To Lie or not to Lie — the Doctor’s Dilemma

  Should doctors ever lie to benefit their patients — to speed recovery or to conceal the approach of death? Doctors confront such choices often and urgently. At times, they see important reasons to lie for the patient’s own sake; in their eyes, such lies differ sharply from self-serving ones.

  Studies show that most doctors sincerely believe that the seriously ill do not want to know the truth about their condition, and that informing them risks destroying their hope, so that they may recover more slowly, or deteriorate faster, perhaps even commit suicide. As one physician wrote, “Ours is a profession which traditionally has been guided by a precept that transcends the virtue of uttering the truth for truth’s sake, and that is as far as possible, do no harm.”

  Armed with such a precept, a number of doctors may slip into deceptive practices that they assume will “do no harm” and may well help their patients. They may prescribe innumerable placebos, sound more encouraging than the facts warrant, and distort grave news, especially to the incurably ill and the dying.

  But the illusory nature of the benefits such deception is meant to produce is now coming to be documents. Studies show that, contrary to the beliefs of many physicians, an overwhelming majority of patients do want to be told the truth, even about grave illness, and feel betrayed when they learn that they have been misled. We are also learning that truthful information, humanely conveyed, helps patients cope with illness: helps them tolerate pain better, need less medicine, and even recover faster after surgery.

  Not only do lies not provide the “help” hoped for by advocates of benevolent deception; they invade the autonomy of patients and render them unable to make informed choices concerning their own health, including the choice of whether to be a patient in the first place. We are becoming increasingly aware of all that can befall patients in the course of their illness when information is denied or distorted.

  Dying patients especially — who are easiest to mislead and most often kept in the dark — can then not make decisions about the end of life: about whether or not they should enter a hospital, or have surgery; about where and with whom they should spend their remaining time; about how they should bring their affairs to a close and take leave.

  Lies also do harm to those who tell them: harm to their integrity and, in the long run, to their credibility. Lies hurt their colleagues as well. The suspicion of deceit undercuts the work of the many doctors who are honest with their patients; it contributes to the spiral of lawsuits and of “defensive medicine”, and thus it injures, in turn, the entire medical profession.
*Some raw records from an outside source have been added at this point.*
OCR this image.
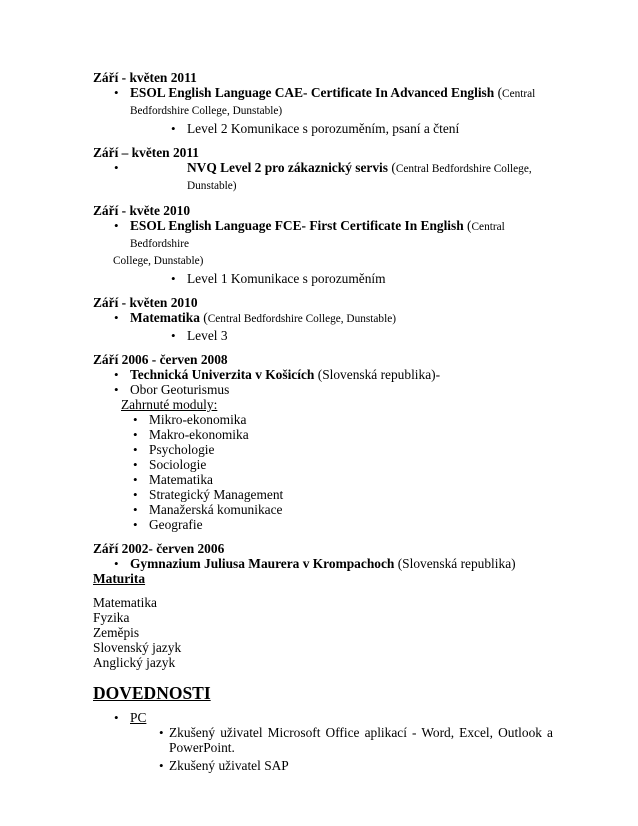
Září - květen 2011

• ESOL English Language CAE- Certificate In Advanced English (Central
Bedfordshire College, Dunstable)
• Level 2 Komunikace s porozuměním, psaní a čtení

Září – květen 2011

• NVQ Level 2 pro zákaznický servis (Central Bedfordshire College,
Dunstable)

Září - květe 2010

• ESOL English Language FCE- First Certificate In English (Central Bedfordshire
College, Dunstable)
• Level 1 Komunikace s porozuměním

Září - květen 2010

• Matematika (Central Bedfordshire College, Dunstable)
• Level 3

Září 2006 - červen 2008

• Technická Univerzita v Košicích (Slovenská republika)-
• Obor Geoturismus
Zahrnuté moduly:
• Mikro-ekonomika
• Makro-ekonomika
• Psychologie
• Sociologie
• Matematika
• Strategický Management
• Manažerská komunikace
• Geografie

Září 2002- červen 2006

• Gymnazium Juliusa Maurera v Krompachoch (Slovenská republika)
Maturita
Matematika
Fyzika
Zeměpis
Slovenský jazyk
Anglický jazyk
DOVEDNOSTI
• PC
• Zkušený uživatel Microsoft Office aplikací - Word, Excel, Outlook a PowerPoint.
• Zkušený uživatel SAP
  There is urgent need to debate this issue openly. Not only in medicine, but in other professions as well, practitioners may find themselves repeatedly in difficulty where serious consequences seem avoidable only through deception. Yet the public has every reason to be wary of professional deception, for such practices are peculiarly likely to become deeply rooted, to spread, and to erode trust. Neither in medicine, nor in law, government, or the social sciences can there be comfort in the old saying, “What you don’t know can’t hurt you.”